Parece que todo gobierno en Argentina ha de tener sus Malvinas: y en esto Cristina Fernández ha encontrado las suyas. El cóctel político-económico ha hecho explotar de la peor manera la controversia entre Gobierno y Repsol acerca de la inversión de la empresa. Las relaciones en estos años han pasado por el tira y afloja habituales, en relación al aumento de la producción o los precios.
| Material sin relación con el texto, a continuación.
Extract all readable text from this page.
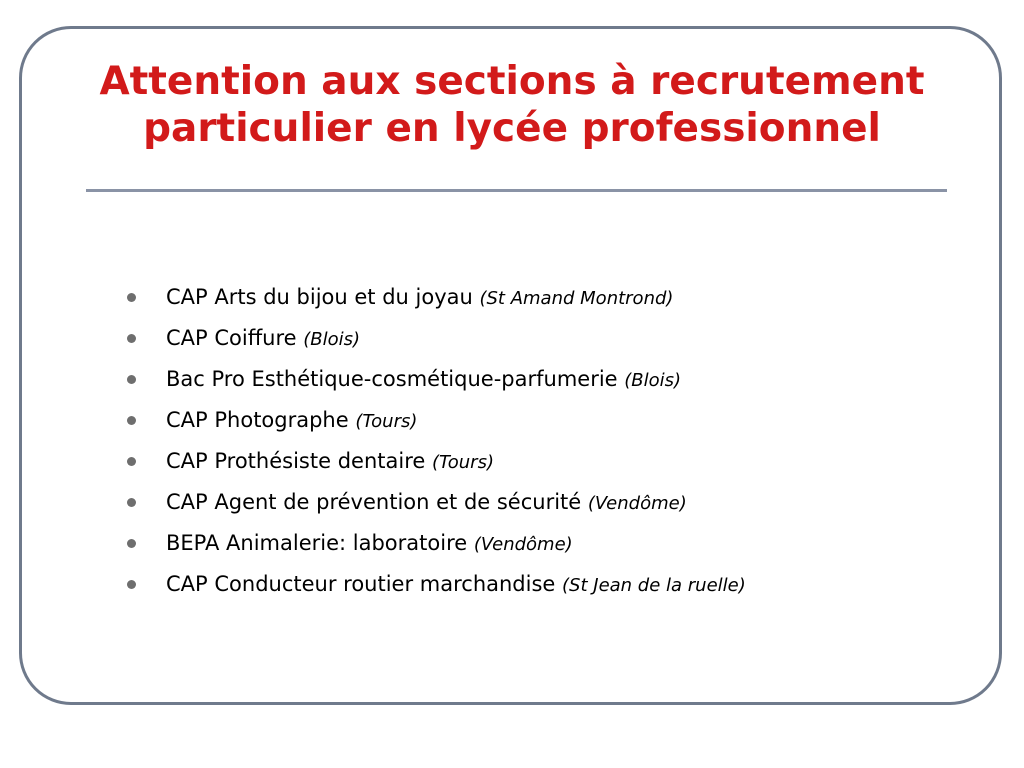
Attention aux sections à recrutement
particulier en lycée professionnel
CAP Arts du bijou et du joyau (St Amand Montrond)
CAP Coiffure (Blois)
Bac Pro Esthétique-cosmétique-parfumerie (Blois)
CAP Photographe (Tours)
CAP Prothésiste dentaire (Tours)
CAP Agent de prévention et de sécurité (Vendôme)
BEPA Animalerie: laboratoire (Vendôme)
CAP Conducteur routier marchandise (St Jean de la ruelle)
Pero la inversión de la empresa española se ha mantenido en estos años en la media de las petroleras presentes en suelo argentino. En los últimos meses se iban recrudeciendo las exigencias de la Casa rosada, que alegaba una producción insuficiente para una creciente demanda, o la re-inversión de las regalías. Finalmente, se ha hecho de manera ilegal y discriminatoria (para más sorna, Repsol ha sido expropiada con una ley de la dictadura de Videla de 1977, la 21499, la misma dictadura que, paradojas de la vida, el juez Garzón se afanaba en perseguir hasta no hace mucho), sin tocar a los otros accionistas argentinos, norteamericanos o chinos del sector energético, y ninguneando los acuerdos para la protección de inversiones recíprocas con España.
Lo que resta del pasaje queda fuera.